Tribunal liberta 37 Hell’s Angels por excesso de prisão preventiva

Tribunal liberta 37 Hell’s Angels julgados em guerra de motards

AlexandrePanda e lnês Banha

Juízes consideram que não é possível concluir o julgamento, iniciado em setembro, antes de se esgotar prazo para estarem presos em casa. Processo tem 88 arguidos

LOURES. O Tribunal de Loures decidiu, ontem, libertar 37 membros do grupo de motards Hell’s Angels que permaneciam em prisão domiciliária. O julgamento, com 88 arguidos, decorre desde o final de setembro e não tem data para terminar. Em causa, apurou o JN, está o facto de não ser possível que o julgamento termine antes de ser atingido o prazo máximo legal para os arguidos estarem privados de liberdade sem serem condenados por um tribunal de primeira instância.
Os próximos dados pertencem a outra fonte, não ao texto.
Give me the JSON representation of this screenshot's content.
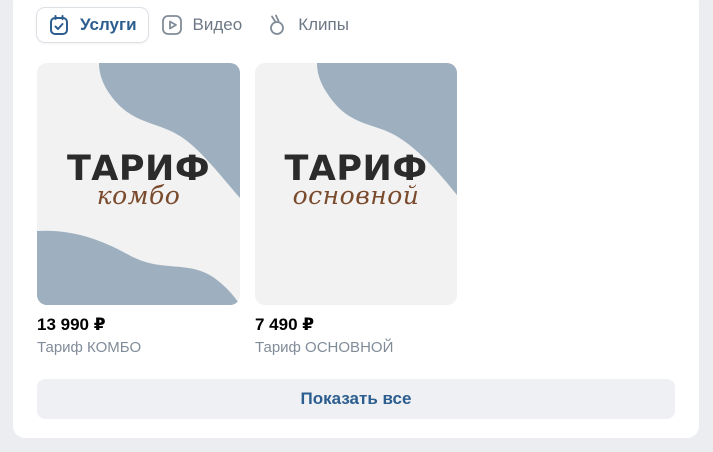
{
  "tabs": [
    {
      "label": "Услуги",
      "icon": "services-icon",
      "active": true
    },
    {
      "label": "Видео",
      "icon": "video-icon",
      "active": false
    },
    {
      "label": "Клипы",
      "icon": "clips-icon",
      "active": false
    }
  ],
  "items": [
    {
      "thumb_title": "ТАРИФ",
      "thumb_subtitle": "комбо",
      "price": "13 990 ₽",
      "name": "Тариф КОМБО"
    },
    {
      "thumb_title": "ТАРИФ",
      "thumb_subtitle": "основной",
      "price": "7 490 ₽",
      "name": "Тариф ОСНОВНОЙ"
    }
  ],
  "show_all_label": "Показать все",
  "colors": {
    "accent": "#2c5d8f",
    "secondary": "#818c99",
    "blob": "#9eb0bf",
    "thumb_bg": "#f2f2f2"
  }
}
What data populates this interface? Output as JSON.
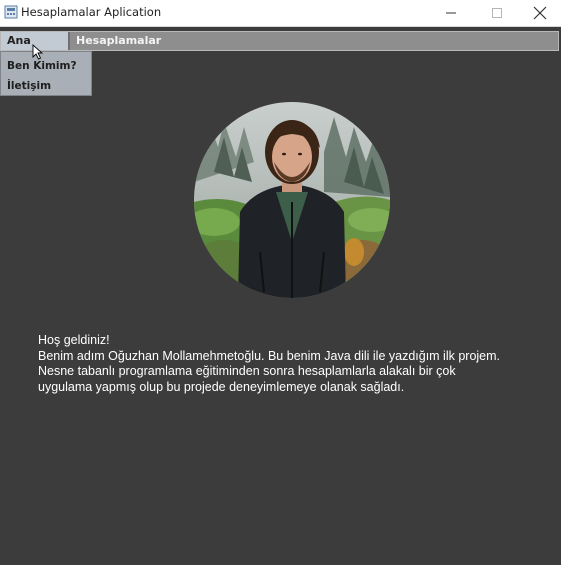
{
  "window": {
    "title": "Hesaplamalar Aplication"
  },
  "menubar": {
    "items": [
      {
        "label": "Ana Sayfa"
      },
      {
        "label": "Hesaplamalar"
      }
    ]
  },
  "dropdown": {
    "items": [
      {
        "label": "Ben Kimim?"
      },
      {
        "label": "İletişim"
      }
    ]
  },
  "content": {
    "welcome_lines": [
      "Hoş geldiniz!",
      "Benim adım Oğuzhan Mollamehmetoğlu. Bu benim Java dili ile yazdığım ilk projem.",
      "Nesne tabanlı programlama eğitiminden sonra hesaplamlarla alakalı bir çok",
      "uygulama yapmış olup bu projede deneyimlemeye olanak sağladı."
    ]
  },
  "colors": {
    "background": "#3c3c3c",
    "menubar": "#8e8e8e",
    "menu_active": "#c2cad3",
    "dropdown": "#a9afb6",
    "text": "#ffffff"
  }
}
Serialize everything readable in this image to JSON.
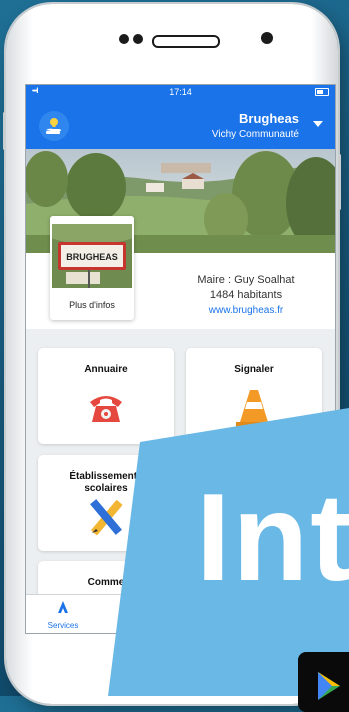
{
  "status_bar": {
    "time": "17:14",
    "signal": "•••ll"
  },
  "header": {
    "city": "Brugheas",
    "community": "Vichy Communauté"
  },
  "info": {
    "more_button": "Plus d'infos",
    "sign_text": "BRUGHEAS",
    "mayor": "Maire : Guy Soalhat",
    "population": "1484 habitants",
    "website": "www.brugheas.fr"
  },
  "tiles": [
    {
      "title": "Annuaire",
      "icon": "telephone-icon"
    },
    {
      "title": "Signaler",
      "icon": "traffic-cone-icon"
    },
    {
      "title": "Établissements scolaires",
      "title_line1": "Établissements",
      "title_line2": "scolaires",
      "icon": "pencil-ruler-icon"
    },
    {
      "title": "Comme",
      "icon": ""
    }
  ],
  "bottom_nav": {
    "services_label": "Services"
  },
  "overlay": {
    "text": "Int"
  },
  "colors": {
    "brand_blue": "#1a73e8",
    "overlay_blue": "#6ab8e6",
    "background": "#17597c"
  }
}
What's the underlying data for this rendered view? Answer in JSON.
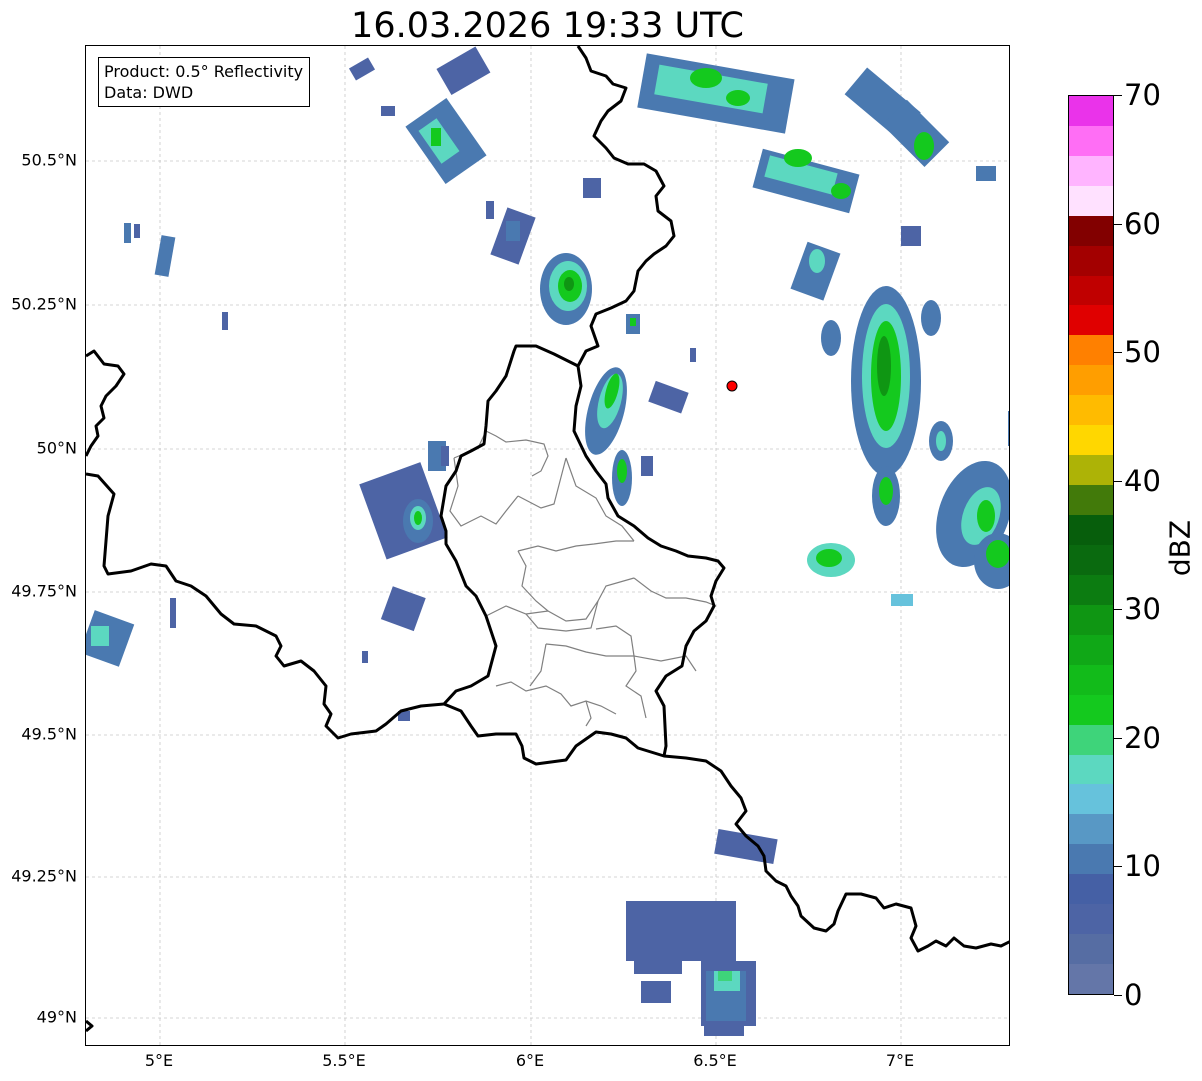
{
  "title": "16.03.2026 19:33 UTC",
  "info": {
    "product": "Product: 0.5° Reflectivity",
    "data": "Data: DWD"
  },
  "lat_labels": [
    "50.5°N",
    "50.25°N",
    "50°N",
    "49.75°N",
    "49.5°N",
    "49.25°N",
    "49°N"
  ],
  "lon_labels": [
    "5°E",
    "5.5°E",
    "6°E",
    "6.5°E",
    "7°E"
  ],
  "colorbar": {
    "label": "dBZ",
    "tick_labels": [
      "0",
      "10",
      "20",
      "30",
      "40",
      "50",
      "60",
      "70"
    ],
    "colors": [
      "#6476a8",
      "#566da3",
      "#4d64a5",
      "#4560a5",
      "#4a79b0",
      "#5898c5",
      "#66c2dc",
      "#5cd8c0",
      "#3ed47a",
      "#14c91e",
      "#12bb1a",
      "#10a817",
      "#0f9613",
      "#0c7c11",
      "#0a6a0f",
      "#075e0c",
      "#427a0a",
      "#adb306",
      "#ffd700",
      "#ffbb00",
      "#ff9e00",
      "#ff8000",
      "#e00000",
      "#c00000",
      "#a30000",
      "#820000",
      "#ffe1ff",
      "#ffb4ff",
      "#ff6ef5",
      "#ea33ea"
    ]
  },
  "marker": {
    "name": "radar-site",
    "color": "#ff0000"
  },
  "colors": {
    "border": "#000000",
    "admin_border": "#808080",
    "grid": "#c8c8c8"
  }
}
Com esta decisão, quase todos os arguidos vão aguardar o desenrolar do julgamento em liberdade. Respondem, entre outros crimes, por associação criminosa e tentativa de homicídio, alegadamente praticados no âmbito de uma guerra pelo monopólio do submundo do crime entre gangues de motards (ler caixa). O julgamento começou a 28 de setembro, mais de três anos depois de, em julho de 2018, a Polícia Judiciária ter lançado uma operação que culminou, inicialmente, na detenção de 56 pessoas. Um ano mais tarde, 89 elementos dos Hell’s Angels (“anjos do inferno”) foram acusados de centenas de crimes violentos.

NÃO É A PRIMEIRA VEZ

A maioria requereu a abertura da instrução para tentar evitar ir a julgamento, mas, em outubro do ano passado, o juiz Carlos Alexandre, do Tribunal Central de Instrução Criminal, confirmou que 88 dos 89 arguidos se sentariam mesmo no banco dos réus. O magistrado decidiu então sujeitar a prisão domiciliária 42 dos arguidos, incluindo os 37 que, no final de 2019, libertara, já então por excesso de prisão preventiva, atendendo à fase do processo. Os restantes continuaram soltos.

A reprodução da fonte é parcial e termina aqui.